I’ve been using a few different patterns for Infrastructure as Code (IaC) and wanted to document them.

Domains

I think about a automating deployments for infrastructure as code in domains. This helps me decide where to define parameters.

Domain Description
Human Computer Interaction (HCI) The UI that a person uses to change parameters for a deployment.
Automation Plane Tool used to take the UI parameters and execute a deployment.
Deployment Tool use to deploy resources to an environment.
Target The environment that the resources are deployed to.

The deploymnent domain usually has an orchestration configuration which uses resuable components to deploy resources.

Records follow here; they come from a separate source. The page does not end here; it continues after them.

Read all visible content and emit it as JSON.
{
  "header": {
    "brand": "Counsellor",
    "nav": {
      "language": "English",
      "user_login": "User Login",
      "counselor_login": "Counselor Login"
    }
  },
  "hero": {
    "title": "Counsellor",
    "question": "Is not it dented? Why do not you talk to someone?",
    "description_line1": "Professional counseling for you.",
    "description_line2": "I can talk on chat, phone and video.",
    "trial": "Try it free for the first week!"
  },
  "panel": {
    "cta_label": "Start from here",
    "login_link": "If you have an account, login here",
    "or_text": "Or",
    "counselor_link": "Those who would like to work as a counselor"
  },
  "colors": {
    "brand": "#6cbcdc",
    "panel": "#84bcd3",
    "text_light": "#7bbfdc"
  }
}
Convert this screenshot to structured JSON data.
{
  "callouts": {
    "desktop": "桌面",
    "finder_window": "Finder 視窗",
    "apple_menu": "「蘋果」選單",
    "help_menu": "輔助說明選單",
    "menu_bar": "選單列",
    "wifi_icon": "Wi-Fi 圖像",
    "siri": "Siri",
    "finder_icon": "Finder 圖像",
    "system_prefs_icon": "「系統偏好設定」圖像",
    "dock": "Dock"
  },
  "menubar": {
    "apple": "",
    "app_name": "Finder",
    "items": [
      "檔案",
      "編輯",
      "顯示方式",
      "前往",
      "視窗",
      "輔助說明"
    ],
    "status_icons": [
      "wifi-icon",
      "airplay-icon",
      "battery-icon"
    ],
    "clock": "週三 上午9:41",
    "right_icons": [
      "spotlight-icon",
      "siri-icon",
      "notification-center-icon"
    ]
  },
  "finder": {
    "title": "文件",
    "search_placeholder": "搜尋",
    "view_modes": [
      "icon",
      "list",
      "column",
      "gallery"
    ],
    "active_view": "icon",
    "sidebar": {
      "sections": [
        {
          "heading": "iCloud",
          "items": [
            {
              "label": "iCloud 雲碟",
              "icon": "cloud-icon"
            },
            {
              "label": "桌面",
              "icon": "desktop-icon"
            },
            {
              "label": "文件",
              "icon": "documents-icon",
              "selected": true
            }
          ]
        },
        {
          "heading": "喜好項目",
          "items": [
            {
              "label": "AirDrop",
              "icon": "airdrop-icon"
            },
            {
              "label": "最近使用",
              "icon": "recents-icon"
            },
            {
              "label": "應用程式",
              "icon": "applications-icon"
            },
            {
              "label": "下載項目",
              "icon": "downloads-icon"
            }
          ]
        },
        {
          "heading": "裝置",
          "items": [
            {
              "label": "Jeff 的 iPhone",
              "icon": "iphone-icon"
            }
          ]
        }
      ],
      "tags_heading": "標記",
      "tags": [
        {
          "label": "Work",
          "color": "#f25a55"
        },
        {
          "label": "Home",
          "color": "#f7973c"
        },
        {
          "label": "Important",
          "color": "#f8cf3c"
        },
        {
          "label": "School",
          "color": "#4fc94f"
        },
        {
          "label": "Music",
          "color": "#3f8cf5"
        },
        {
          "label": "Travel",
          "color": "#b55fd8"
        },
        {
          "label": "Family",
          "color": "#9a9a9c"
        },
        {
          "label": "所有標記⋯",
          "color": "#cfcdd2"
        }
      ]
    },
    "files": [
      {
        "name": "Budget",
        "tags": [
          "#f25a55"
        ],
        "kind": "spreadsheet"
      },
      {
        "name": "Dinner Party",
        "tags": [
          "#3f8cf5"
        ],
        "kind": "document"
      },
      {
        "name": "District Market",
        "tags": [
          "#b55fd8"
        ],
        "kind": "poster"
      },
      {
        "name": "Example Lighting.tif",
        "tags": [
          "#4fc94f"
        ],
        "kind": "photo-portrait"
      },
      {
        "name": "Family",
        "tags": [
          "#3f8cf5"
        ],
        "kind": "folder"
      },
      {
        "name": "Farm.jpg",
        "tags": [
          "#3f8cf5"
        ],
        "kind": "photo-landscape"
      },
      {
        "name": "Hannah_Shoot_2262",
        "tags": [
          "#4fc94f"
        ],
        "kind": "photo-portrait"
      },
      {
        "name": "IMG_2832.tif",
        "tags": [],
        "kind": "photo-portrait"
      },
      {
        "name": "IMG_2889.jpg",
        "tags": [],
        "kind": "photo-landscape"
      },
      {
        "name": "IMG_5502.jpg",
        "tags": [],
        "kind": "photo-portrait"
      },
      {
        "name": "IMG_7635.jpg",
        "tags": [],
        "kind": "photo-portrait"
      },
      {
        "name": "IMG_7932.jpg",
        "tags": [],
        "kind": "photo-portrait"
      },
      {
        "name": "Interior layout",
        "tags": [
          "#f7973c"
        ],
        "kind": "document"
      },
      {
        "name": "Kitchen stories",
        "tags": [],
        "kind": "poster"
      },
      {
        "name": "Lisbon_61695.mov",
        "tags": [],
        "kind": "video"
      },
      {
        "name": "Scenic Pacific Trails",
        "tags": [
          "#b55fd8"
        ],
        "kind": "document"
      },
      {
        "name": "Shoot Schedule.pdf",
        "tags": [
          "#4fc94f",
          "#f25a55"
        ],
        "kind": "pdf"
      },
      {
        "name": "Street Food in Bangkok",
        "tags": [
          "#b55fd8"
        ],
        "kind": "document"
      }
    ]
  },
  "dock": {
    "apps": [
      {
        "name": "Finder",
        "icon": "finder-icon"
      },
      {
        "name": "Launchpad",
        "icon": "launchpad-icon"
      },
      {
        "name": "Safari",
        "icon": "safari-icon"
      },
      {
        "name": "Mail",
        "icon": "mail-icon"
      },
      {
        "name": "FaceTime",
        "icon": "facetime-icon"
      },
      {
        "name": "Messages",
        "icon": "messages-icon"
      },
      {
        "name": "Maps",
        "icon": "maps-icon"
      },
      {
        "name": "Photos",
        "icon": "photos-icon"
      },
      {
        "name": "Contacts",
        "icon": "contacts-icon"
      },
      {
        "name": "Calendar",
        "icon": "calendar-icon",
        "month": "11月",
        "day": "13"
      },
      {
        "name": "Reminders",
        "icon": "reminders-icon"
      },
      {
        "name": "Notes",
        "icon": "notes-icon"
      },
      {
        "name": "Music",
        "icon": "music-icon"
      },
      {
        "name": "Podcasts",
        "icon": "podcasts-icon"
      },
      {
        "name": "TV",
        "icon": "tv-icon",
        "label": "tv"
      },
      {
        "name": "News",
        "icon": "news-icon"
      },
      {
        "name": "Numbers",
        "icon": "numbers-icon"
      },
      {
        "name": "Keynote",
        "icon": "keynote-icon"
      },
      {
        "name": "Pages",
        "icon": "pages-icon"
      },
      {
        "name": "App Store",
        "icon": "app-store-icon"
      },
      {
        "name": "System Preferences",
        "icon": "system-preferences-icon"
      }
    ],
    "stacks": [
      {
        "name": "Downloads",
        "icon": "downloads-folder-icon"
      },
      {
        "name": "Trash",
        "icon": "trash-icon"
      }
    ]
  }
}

For example it could be a orchestration arm template that calls child templates.

Tools

Tool HCI Automation Plane Orchestration Modules Target
GitHub UI X        
GitHub Actions   X      
Azure DevOps   X      
Bamboo   X      
shell script   X X X  
shell script ./iac/orchestration.sh     X    
shell script ./script/common.sh       X  
Azure CLI         X
Arm Templates     X X  
Terraform     X X  
bicept     X X  

Example - GitHub Actions with Azure CLI

I use this as my starting point but I’m starting to look more at bicept.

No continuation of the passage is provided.